M4_a <- lmer(y ~ x + u + (1 | county), data=radon_full, subset=(county %in% sort(sample(1:85, .2*85, replace=FALSE))))
## boundary (singular) fit: see help('isSingular')
display(M4_a)
## lmer(formula = y ~ x + u + (1 | county), data = radon_full, subset = (county %in%
## sort(sample(1:85, 0.2 * 85, replace = FALSE))))
## coef.est coef.se
## (Intercept) 1.37 0.06
## x -0.53 0.17
## u 0.74 0.17
##
## Error terms:
## Groups Name Std.Dev.
## county (Intercept) 0.00
## Residual 0.68
## ---
## number of obs: 153, groups: county, 17
## AIC = 332.6, DIC = 307.9
## deviance = 315.3
Answer: This random sampling of 1/5 of the counties seems to provide more varied descriptive statistics. Which makes sense because the sample size that we are taking is also less than our full set of data.

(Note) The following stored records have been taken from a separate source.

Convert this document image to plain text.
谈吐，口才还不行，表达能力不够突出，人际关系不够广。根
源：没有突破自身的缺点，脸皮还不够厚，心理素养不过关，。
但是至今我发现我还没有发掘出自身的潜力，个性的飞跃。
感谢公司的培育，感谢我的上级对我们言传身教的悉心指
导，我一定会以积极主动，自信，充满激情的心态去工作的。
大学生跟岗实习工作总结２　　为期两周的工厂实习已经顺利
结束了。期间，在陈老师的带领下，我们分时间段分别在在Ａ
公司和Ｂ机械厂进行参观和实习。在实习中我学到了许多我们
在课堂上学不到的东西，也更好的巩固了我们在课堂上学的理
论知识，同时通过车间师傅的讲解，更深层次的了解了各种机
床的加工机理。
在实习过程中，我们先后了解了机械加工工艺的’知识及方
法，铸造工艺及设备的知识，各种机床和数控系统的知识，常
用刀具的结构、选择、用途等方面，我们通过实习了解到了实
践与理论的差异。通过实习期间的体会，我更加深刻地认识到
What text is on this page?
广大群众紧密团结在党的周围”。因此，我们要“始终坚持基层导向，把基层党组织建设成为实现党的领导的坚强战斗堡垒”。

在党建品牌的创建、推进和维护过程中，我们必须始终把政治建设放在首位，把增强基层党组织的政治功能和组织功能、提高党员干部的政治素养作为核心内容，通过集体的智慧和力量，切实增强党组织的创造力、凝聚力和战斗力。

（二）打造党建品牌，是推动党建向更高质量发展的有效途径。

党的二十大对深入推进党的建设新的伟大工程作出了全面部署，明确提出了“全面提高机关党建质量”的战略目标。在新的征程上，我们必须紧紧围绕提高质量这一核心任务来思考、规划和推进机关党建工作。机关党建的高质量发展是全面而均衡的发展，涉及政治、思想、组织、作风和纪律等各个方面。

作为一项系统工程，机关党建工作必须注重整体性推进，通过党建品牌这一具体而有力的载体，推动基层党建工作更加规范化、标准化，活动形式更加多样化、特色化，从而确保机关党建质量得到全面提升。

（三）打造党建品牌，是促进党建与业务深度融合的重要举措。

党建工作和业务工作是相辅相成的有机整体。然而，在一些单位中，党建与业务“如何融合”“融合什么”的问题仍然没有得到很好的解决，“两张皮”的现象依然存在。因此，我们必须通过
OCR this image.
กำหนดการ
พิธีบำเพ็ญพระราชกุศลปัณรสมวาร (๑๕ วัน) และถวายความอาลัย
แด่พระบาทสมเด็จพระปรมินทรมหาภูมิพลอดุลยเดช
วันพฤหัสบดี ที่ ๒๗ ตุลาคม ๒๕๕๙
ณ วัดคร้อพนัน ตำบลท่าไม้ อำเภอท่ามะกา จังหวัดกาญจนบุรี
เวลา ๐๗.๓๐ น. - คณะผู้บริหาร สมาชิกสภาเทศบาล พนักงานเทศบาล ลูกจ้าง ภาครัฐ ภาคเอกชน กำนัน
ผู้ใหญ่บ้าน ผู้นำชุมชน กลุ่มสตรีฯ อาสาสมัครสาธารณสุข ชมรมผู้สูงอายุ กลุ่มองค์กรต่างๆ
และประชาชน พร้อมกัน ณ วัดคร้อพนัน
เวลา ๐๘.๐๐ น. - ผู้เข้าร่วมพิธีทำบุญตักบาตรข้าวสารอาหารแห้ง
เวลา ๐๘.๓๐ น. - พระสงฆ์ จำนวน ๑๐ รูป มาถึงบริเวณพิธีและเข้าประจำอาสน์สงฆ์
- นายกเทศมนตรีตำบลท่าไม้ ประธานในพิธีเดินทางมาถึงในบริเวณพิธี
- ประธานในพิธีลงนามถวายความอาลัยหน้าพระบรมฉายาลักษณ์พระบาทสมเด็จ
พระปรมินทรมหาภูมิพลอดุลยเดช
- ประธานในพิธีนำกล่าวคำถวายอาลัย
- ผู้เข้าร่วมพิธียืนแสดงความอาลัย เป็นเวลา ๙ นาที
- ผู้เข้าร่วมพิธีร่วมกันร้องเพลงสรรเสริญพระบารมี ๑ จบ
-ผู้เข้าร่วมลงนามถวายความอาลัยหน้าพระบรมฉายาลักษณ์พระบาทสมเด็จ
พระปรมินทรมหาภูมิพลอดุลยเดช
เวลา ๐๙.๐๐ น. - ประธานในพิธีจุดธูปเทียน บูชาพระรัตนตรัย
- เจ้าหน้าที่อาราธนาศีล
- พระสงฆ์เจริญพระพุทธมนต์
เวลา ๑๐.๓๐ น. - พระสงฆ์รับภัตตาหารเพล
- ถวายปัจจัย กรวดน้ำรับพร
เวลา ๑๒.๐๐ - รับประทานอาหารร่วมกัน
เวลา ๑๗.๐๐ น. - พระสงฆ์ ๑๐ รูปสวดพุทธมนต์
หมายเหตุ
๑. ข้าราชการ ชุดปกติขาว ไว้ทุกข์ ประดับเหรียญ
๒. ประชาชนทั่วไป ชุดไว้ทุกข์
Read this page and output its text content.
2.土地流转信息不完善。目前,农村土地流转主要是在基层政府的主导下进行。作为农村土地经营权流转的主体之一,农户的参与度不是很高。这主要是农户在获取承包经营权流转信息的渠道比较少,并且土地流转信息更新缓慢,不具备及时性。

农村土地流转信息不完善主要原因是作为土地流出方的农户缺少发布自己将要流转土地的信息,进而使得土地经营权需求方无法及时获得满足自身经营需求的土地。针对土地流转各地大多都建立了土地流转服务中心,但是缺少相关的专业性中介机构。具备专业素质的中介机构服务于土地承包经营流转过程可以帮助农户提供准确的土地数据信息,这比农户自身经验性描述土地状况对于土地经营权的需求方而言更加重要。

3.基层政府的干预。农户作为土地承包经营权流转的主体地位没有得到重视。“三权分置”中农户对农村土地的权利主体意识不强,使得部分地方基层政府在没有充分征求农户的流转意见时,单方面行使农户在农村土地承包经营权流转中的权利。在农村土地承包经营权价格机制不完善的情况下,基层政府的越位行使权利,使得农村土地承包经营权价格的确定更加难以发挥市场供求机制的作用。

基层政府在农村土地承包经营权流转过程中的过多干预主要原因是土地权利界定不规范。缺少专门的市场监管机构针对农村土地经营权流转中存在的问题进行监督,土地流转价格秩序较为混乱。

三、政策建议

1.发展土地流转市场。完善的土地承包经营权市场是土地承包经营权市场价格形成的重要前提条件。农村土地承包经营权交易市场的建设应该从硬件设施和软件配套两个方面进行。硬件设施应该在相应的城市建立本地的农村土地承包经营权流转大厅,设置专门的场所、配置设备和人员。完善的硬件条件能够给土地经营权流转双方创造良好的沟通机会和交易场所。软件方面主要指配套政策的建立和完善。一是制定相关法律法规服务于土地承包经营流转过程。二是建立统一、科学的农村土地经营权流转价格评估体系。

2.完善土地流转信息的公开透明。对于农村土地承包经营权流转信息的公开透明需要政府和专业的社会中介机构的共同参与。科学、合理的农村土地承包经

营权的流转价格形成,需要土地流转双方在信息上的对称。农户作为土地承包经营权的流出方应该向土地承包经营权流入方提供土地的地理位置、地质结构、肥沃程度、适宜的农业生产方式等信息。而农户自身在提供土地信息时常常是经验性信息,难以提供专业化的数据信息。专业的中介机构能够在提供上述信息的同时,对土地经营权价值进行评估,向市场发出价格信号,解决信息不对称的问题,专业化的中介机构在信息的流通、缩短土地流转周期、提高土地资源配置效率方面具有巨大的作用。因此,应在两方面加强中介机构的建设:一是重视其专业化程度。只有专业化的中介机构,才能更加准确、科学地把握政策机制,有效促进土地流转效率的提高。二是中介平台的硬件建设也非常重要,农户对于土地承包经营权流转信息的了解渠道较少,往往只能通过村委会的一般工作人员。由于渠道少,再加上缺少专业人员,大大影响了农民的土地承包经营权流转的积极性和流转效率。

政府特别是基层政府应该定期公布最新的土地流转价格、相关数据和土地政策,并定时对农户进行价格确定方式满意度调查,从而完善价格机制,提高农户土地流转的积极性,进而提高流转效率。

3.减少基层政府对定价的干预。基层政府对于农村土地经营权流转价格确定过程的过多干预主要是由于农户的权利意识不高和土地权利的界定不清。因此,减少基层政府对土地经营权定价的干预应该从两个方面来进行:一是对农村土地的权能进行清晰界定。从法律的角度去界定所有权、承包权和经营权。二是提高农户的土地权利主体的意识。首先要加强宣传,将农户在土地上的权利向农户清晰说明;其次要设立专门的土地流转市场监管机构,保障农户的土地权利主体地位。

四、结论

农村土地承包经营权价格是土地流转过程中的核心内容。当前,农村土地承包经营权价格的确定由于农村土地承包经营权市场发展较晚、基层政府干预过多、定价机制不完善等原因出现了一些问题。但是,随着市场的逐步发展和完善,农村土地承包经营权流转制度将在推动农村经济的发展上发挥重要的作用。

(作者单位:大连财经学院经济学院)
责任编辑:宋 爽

M5<- lmer(y ~ 1 + (1 | county), data=radon_full)
# Obtain the residual variance
measurement_error_var <- attr(VarCorr(M5), "sc")
measurement_error_var
## [1] 0.797885
icc_by_hand <-.1^2 / (.1^2 + .71^2)
icc_by_hand
## [1] 0.01945147
icc_by_hand2 <-.1^2 / (.1^2 + .71^2 + .797885)
icc_by_hand2
## [1] 0.007622038
icc_by_hand3 <-.1^2 / (.1^2 + .71^2 + .797885^2)
icc_by_hand3
## [1] 0.008690208
# not 100% sure if I am doing this right for a two-way random effects ICC vs the one-way random effects ICC
Answer: We’re calculating group information. Here we get info for the group level that we don’t see at the individual level. An ICC closer to a 0 means that grouping is not providing us any additional information. An ICC closer to a 1 means our individual level data is not providing us with any additional information.